Quelles sont les améliorations essentielles entre l'orbite dynamique et l'orbite ELFE?

Partant du principe que l'orbite ELFE représente mieux la réalité, la différence entre ces deux orbites traduit le gain obtenu par ELFE. Par des techniques de traitement du signal, on sépare la valeur moyenne sur une période orbitale appelée "shift" des excursions autour de cette valeur moyenne appelées "distorsion". Le shift reste inférieur au centimètre, mais paraît corrélé géographiquement avec une certaine stabilité en position d'un cycle à l'autre. Le spectre d'amplitude de la distorsion comprend plusieurs raies autour de la fréquence orbitale dont certaines sont plus prononcées: amplitude entre 0.5 et 1 cm pour des raies à 1/rev, 1/rev +/- 1/n jours. On pense donc que ces erreurs caractéristiques ont été diminuées dans l'orbite ELFE. Ce qui reste est un bruit blanc Gaussien à bande étroite de moyenne nulle et d'écart type 0.5 cm ou moins.

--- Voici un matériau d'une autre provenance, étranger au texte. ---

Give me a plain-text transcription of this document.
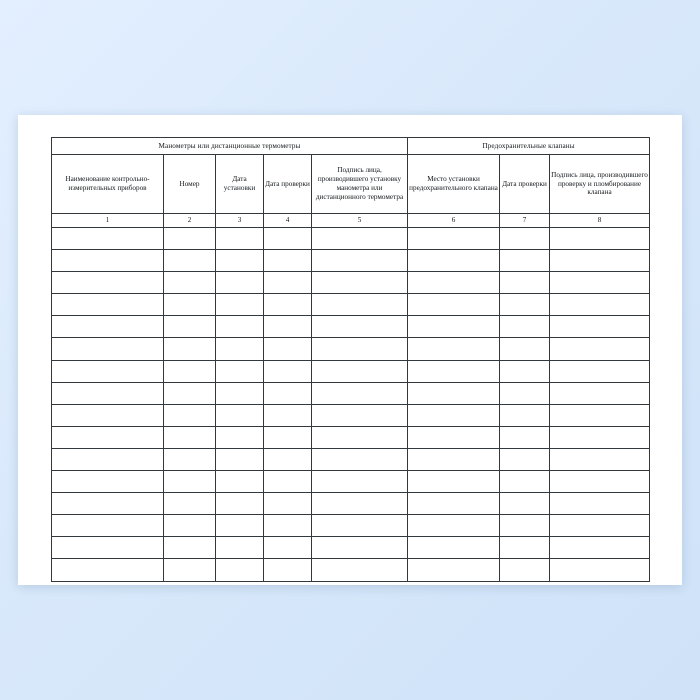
Манометры или дистанционные термометры					Предохранительные клапаны		

Наименование контрольно-измерительных приборов	Номер	Дата установки	Дата проверки	Подпись лица, производившего установку манометра или дистанционного термометра	Место установки предохранительного клапана	Дата проверки	Подпись лица, производившего проверку и пломбирование клапана

1	2	3	4	5	6	7	8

Un autre test externe de qualification de l'orbite ELFE relève de la géodésie. Le SOD calcule la position moyenne sur un mois de l'ensemble des balises DORIS. Ce poste d'erreur devient critique à ce niveau de précision, car la méthode ELFE repose essentiellement sur la qualité des mesures DORIS et donc sur la position de la balise. L'examen de ces solutions mensuelles (soit 3 cycles de T/P) à la fois à partir de l'orbite dynamique et de l'orbite ELFE, montre que les résultats ELFE sont plus stables en termes de système de référence terrestre et conformes pour beaucoup de balises aux déplacements de quelques centimètres par an prévus par les modèles géophysiques.
Les commentaires ou analyses océanographiques à partir de l'orbite ELFE sont bienvenus et souhaités par l'ensemble du Service d'Orbitographie DORIS , en particulier par Béatrice Barotto et Jean-Paul Berthias qui ont contribué au développement de la méthode ELFE.
Bibliographie :
- Barotto B., J.P. Berthias, First results of Reduced Dynamics with DORIS on TOPEX/POSEIDON and SPOT. A paraître dans le Journal of Guidance and Control (1996).
- Barotto B., Thèse de l'Université Paul Sabatier, Toulouse (1995).